Selain itu, anggota kepolisian juga diberi kewenangan untuk menindak seperti upaya paksa atau tindakan lain untuk mencegah, menghambat atau menghentikan pelaku penyerangan yang mengancam keselamatan atau membahayakan jiwa, harta maupun kehormatannya.
Berdasarkan Perkap yang berisi 18 pasal itu, langkah-langkah yang bisa diambil oleh kepolisian antara lain memberikan peringatan, penangkapan, pemeriksaan/penggeledahan, pengamanan barang/benda yang digunakan untuk menyerang, serta penggunaan senjata api secara tegas dan terukur.
Kabag Penum Divhumas Polri, Kombes Erdi A. Chaniago, mengatakan Perkap ini diterbitkan untuk menjadi pedoman bagi anggota kepolisian dalam mengambil tindakan ketika menghadapi penyerangan.
"Perkap Kapolri Nomor 4 Tahun 2025 ini disusun untuk memberikan pedoman jelas bagi anggota Polri ketika menghadapi aksi penyerangan.
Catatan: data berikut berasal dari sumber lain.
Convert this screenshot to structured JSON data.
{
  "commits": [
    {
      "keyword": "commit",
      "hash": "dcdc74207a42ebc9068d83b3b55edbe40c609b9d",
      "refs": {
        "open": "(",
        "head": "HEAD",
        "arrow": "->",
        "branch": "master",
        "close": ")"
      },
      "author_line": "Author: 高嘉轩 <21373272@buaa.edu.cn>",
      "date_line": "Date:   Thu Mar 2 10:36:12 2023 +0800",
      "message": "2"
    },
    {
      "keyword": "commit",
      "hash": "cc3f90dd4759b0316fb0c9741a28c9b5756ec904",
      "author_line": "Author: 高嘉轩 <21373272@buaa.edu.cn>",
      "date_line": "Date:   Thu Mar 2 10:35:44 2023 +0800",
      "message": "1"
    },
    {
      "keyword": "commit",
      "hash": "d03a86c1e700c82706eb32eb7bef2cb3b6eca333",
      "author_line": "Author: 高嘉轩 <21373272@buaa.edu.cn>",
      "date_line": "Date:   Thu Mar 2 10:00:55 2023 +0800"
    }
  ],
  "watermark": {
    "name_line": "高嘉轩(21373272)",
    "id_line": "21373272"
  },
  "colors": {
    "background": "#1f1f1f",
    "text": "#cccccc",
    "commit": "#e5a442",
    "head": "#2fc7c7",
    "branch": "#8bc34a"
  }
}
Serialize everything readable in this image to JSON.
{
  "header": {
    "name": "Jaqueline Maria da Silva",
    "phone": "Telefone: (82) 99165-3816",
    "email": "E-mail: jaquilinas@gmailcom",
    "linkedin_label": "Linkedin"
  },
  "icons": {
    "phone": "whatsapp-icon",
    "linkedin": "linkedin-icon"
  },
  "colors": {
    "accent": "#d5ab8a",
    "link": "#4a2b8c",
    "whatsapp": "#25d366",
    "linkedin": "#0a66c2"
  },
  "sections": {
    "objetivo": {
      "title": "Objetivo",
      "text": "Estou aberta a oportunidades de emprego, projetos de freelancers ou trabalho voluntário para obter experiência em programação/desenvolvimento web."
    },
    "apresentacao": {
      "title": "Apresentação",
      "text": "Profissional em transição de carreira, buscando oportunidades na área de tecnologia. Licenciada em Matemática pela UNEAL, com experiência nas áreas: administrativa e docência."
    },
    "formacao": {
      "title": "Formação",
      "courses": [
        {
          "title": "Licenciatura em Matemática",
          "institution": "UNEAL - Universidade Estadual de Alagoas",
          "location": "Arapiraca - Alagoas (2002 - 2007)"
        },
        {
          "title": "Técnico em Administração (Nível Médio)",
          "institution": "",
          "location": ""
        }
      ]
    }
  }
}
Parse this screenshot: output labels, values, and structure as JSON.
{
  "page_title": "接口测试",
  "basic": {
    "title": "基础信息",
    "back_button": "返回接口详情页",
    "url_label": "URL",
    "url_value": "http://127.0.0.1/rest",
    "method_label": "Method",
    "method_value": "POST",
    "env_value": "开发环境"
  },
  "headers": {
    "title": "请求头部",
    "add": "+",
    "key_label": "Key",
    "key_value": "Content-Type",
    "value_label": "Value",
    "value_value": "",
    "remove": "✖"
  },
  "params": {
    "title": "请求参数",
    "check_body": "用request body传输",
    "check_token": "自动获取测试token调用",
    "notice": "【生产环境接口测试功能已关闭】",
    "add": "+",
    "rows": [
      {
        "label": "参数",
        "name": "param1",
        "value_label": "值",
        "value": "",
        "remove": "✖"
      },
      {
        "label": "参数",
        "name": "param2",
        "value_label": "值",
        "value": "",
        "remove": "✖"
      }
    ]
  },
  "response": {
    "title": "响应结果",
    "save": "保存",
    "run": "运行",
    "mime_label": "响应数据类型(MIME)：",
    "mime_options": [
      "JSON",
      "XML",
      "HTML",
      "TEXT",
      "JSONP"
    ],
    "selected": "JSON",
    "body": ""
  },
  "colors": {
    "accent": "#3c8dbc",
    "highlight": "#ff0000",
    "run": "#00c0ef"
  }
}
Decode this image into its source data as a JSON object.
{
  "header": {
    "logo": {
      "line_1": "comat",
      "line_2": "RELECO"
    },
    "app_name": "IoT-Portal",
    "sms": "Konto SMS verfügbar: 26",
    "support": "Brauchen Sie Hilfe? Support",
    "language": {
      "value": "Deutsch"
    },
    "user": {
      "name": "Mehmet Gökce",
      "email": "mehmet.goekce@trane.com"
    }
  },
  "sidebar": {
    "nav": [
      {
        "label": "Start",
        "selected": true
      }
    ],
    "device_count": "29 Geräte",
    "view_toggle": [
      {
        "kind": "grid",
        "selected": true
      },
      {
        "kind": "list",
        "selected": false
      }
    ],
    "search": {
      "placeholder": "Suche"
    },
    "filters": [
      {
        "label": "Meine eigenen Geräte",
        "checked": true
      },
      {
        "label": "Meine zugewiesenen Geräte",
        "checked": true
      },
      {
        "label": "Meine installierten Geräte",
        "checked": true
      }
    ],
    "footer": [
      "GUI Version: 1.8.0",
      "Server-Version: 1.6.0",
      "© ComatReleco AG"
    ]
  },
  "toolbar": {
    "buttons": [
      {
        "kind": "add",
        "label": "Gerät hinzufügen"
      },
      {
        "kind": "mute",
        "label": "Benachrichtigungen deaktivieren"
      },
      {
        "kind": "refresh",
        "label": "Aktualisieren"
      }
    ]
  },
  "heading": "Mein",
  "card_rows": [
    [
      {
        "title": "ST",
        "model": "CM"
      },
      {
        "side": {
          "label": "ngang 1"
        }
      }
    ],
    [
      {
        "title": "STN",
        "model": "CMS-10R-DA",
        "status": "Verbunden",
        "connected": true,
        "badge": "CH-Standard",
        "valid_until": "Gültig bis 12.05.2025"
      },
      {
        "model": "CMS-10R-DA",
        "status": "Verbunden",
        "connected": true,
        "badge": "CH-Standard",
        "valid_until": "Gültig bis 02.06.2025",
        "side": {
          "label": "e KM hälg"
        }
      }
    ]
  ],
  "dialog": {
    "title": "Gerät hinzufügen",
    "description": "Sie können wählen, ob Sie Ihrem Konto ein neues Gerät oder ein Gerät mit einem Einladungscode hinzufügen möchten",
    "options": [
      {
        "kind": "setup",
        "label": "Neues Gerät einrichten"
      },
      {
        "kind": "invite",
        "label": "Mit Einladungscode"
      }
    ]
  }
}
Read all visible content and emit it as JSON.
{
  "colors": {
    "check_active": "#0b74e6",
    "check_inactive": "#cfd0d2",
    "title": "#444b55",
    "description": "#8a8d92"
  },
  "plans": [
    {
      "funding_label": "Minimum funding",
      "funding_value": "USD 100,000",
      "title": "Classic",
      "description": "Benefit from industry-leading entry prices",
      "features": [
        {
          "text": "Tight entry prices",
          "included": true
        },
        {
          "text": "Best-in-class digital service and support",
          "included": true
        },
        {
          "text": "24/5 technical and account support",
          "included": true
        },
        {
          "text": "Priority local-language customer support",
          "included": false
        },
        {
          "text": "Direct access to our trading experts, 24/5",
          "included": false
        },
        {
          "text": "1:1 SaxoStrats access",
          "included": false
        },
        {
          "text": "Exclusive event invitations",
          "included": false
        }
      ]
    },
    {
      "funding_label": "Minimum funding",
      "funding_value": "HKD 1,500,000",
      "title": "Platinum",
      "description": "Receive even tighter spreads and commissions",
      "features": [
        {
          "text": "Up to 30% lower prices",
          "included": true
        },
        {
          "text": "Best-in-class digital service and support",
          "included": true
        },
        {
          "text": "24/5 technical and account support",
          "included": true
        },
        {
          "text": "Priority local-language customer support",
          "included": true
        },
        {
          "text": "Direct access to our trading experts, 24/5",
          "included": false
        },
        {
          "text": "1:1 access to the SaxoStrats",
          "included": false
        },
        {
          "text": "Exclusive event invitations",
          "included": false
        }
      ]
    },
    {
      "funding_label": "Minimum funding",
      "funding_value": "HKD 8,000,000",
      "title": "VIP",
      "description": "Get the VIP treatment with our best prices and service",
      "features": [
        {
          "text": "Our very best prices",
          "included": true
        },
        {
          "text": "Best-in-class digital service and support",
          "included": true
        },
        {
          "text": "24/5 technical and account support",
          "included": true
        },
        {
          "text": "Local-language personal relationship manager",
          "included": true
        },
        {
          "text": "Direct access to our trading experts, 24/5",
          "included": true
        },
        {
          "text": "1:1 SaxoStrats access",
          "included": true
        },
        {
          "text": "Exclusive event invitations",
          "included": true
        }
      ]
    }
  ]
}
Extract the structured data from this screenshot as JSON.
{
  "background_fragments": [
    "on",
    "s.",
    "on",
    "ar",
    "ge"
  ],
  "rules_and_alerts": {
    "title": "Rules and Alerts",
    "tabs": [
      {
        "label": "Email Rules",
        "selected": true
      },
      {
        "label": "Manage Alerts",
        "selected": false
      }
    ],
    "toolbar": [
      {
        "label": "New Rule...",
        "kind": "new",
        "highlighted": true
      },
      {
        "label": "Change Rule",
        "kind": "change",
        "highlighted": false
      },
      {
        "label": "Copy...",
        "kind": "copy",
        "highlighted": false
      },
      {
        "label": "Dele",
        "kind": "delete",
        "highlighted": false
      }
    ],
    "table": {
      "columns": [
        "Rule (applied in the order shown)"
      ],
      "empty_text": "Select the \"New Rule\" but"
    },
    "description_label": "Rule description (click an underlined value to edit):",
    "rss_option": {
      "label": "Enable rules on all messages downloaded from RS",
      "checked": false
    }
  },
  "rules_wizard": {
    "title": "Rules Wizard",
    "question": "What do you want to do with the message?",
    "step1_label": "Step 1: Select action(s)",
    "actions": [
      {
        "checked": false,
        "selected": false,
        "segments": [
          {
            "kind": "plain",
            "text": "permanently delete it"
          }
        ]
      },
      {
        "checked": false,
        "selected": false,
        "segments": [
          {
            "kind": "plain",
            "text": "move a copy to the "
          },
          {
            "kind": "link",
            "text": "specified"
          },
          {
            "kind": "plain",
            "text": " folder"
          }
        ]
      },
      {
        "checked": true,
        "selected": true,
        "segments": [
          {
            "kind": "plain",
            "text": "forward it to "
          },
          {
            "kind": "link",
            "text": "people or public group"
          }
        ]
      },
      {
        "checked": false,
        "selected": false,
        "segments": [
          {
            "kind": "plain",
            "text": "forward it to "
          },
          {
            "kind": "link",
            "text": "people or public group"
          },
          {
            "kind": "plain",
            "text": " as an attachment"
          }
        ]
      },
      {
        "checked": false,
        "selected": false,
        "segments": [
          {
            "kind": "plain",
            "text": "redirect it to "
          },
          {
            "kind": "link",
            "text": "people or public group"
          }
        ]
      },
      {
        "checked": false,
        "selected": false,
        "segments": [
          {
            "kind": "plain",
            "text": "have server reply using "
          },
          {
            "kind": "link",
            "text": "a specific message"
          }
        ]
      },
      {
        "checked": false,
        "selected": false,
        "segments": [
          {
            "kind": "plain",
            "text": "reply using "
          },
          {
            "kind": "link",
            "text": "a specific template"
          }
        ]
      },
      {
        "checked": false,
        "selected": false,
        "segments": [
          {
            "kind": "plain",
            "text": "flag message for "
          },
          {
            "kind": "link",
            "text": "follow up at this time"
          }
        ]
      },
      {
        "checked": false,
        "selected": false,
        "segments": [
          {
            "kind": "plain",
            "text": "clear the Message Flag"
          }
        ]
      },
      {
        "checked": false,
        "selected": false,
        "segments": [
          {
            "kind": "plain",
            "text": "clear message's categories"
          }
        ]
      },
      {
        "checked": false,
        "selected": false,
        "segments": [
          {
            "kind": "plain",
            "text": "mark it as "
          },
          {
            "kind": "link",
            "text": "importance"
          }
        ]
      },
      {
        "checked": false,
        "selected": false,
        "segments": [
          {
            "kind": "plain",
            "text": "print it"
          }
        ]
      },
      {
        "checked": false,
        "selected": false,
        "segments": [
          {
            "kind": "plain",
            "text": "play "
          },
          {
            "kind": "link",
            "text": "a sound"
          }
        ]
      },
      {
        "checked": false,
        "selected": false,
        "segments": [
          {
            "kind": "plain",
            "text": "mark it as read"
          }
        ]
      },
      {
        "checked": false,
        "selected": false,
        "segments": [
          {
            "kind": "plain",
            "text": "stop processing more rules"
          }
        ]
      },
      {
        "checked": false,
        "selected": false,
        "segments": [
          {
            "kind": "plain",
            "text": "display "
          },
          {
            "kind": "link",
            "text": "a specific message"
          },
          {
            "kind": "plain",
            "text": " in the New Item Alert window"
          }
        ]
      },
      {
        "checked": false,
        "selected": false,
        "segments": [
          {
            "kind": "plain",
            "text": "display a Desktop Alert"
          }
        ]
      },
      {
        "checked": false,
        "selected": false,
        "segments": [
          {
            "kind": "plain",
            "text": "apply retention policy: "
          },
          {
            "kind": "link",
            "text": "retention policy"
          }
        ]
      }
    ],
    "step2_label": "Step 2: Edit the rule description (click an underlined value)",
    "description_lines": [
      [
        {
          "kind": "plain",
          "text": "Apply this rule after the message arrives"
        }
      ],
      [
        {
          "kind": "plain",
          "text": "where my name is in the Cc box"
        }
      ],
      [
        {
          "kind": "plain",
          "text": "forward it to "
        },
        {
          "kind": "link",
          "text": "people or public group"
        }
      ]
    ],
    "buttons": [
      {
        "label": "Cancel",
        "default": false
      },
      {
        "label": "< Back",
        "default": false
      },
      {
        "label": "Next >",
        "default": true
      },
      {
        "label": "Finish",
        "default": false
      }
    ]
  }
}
Jadi bukan sekadar merespons satu kejadian, melainkan upaya antisipasi agar tindakan kepolisian di lapangan selalu tegas, terukur, dan sesuai ketentuan hukum," kata Erdi dalam keterangannya, Rabu (1/10).
Menurut Erdi, keselamatan jiwa personel dan masyarakat menjadi prioritas utama ketika berada dalam situasi penyerangan.
"Dengan adanya peraturan ini, anggota memiliki dasar yang kuat untuk bertindak, mulai dari pemberian peringatan, penangkapan, hingga penggunaan senjata api secara proporsional," ungkapnya.
Lahirnya Perkap tersebut mendapat banyak kritikan dari masyarakat, karena dianggap akan menjadi legitimasi oleh pihak kepolisian untuk menembak sesorang yang dianggap perusuh.
Pakar Hukum Pidana Universitas Trisakti Abdul Fickar Hadjar berpendapat, bahwa pelegalan penggunaan senjata api bagi anggota kepolisian yang diatur melalui Perkap, dinilai sudah melampaui kewenangan yang diatur dalam peradilan pidana.
Fickar menilai, Perkap tersebut sudah batal demi hukum lantaran berlawanan peraturan yang ada dalam peradilan pidana. Sebab, penggunaan senjata dalam suatu peristiwa yang belum memiliki kekuatan hukum, seperti belum ada proses pengadilan baik di tingkat penyidikan, penuntutan, maupun upaya hukum lainnya dianggap melawan ketatapn hukum itu sendiri.
"Artinya ketentuan Perkap ini sudah melampaui batas kewenangan peradilan pidana, dengan kata lain Perkap itu sudah tindakan yang melawan hukum, oleh karenanya batal demi hukum," kata Fickar dalam keterangannya kepada ThePhrase.id, Kamis (2/10).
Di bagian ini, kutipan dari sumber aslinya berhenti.